Trump Drops the Ultimate Bomb on Iran: “Friends and Raymond Reruns Until They Cry ‘Uncle’”
President Donald J. Trump escalated his standoff with Tehran today by threatening to carpet-bomb Iran with endless loops of Friends and Everybody Loves Raymond, calling the sitcoms “the most powerful weapons in the history of the world, folks — nobody does television like us.”
Speaking from Mar-a-Lago, Trump brandished a remote control like a scepter. “If those mullahs keep messing around, we’re launching Operation Central Perk. Twenty-four seven. Rachel’s hair, Ross’s dinosaurs, Debra’s screaming — they’ll be begging for mercy by episode three. Raymond’s mother alone is worth six aircraft carriers. Tremendous stuff.”
Pentagon sources confirmed a secret task force has already retasked military satellites to override Iranian state TV. “We can hit every screen from Isfahan to Qom with the ‘We Were on a Break’ debate,” one general whispered. “The laugh track is classified as a psychological WMD.”
Iranian Supreme Leader Ayatollah Khamenei issued an emergency fatwa labeling the threat “an act of cultural jihad” and pleaded with the UN to ban Monica’s turkey from ever crossing their borders again. “We survived sanctions,” he reportedly sobbed in a closed meeting. “We will not survive Phoebe singing ‘Smelly Cat’ on loop.”

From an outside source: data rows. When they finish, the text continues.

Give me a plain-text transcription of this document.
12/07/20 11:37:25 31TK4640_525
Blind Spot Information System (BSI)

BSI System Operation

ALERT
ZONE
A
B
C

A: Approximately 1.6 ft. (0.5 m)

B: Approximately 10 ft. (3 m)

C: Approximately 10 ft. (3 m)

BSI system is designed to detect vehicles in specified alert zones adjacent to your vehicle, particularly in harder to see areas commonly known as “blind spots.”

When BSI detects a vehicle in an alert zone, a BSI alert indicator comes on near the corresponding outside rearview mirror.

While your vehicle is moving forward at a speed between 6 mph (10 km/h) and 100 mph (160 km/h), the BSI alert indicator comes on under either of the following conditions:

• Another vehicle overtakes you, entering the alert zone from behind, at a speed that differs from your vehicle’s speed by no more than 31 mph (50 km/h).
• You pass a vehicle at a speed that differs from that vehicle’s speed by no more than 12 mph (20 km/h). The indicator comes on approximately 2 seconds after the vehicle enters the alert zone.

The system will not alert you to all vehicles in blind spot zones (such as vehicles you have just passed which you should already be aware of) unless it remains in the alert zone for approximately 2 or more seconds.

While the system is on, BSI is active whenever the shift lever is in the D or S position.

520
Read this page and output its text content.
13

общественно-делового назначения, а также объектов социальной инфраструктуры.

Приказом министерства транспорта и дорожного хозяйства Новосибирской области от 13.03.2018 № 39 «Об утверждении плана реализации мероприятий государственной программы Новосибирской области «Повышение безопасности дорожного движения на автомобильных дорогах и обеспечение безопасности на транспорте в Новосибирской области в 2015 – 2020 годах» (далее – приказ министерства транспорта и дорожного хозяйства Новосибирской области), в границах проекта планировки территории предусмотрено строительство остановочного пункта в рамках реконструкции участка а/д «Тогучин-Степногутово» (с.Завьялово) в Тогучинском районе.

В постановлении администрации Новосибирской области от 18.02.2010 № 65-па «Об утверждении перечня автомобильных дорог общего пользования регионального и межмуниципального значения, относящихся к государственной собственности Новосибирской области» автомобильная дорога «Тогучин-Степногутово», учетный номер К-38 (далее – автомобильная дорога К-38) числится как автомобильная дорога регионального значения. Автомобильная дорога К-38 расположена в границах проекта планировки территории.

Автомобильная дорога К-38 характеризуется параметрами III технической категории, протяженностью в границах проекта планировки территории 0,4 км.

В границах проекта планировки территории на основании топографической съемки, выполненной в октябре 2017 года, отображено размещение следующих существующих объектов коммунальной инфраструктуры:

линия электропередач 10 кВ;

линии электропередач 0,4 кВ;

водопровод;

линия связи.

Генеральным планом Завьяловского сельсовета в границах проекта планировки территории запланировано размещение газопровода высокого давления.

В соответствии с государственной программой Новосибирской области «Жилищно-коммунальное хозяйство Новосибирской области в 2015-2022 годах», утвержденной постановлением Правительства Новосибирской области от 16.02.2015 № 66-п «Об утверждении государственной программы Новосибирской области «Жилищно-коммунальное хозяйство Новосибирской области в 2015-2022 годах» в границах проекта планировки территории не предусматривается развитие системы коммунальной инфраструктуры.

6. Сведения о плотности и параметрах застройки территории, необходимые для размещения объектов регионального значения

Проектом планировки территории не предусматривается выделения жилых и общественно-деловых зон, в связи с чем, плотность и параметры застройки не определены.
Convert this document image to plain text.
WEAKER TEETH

Trump fired back on Truth Social: “Iran is shaking! They can’t handle the Friends finale OR Marie Barone’s meatloaf. Total losers. #SitcomSurrender”
White House press secretary Karine Jean-Pierre — wait, no, the new one — declined comment but leaked that Seinfeld reruns are on standby “if the first wave fails to achieve regime change.”
Political analysts at The Dafty Institute called the strategy “genius-level deranged,” predicting either swift Iranian capitulation or an entire generation in Tehran suddenly obsessed with pivot rules and “You’re a very bad man, Raymond!”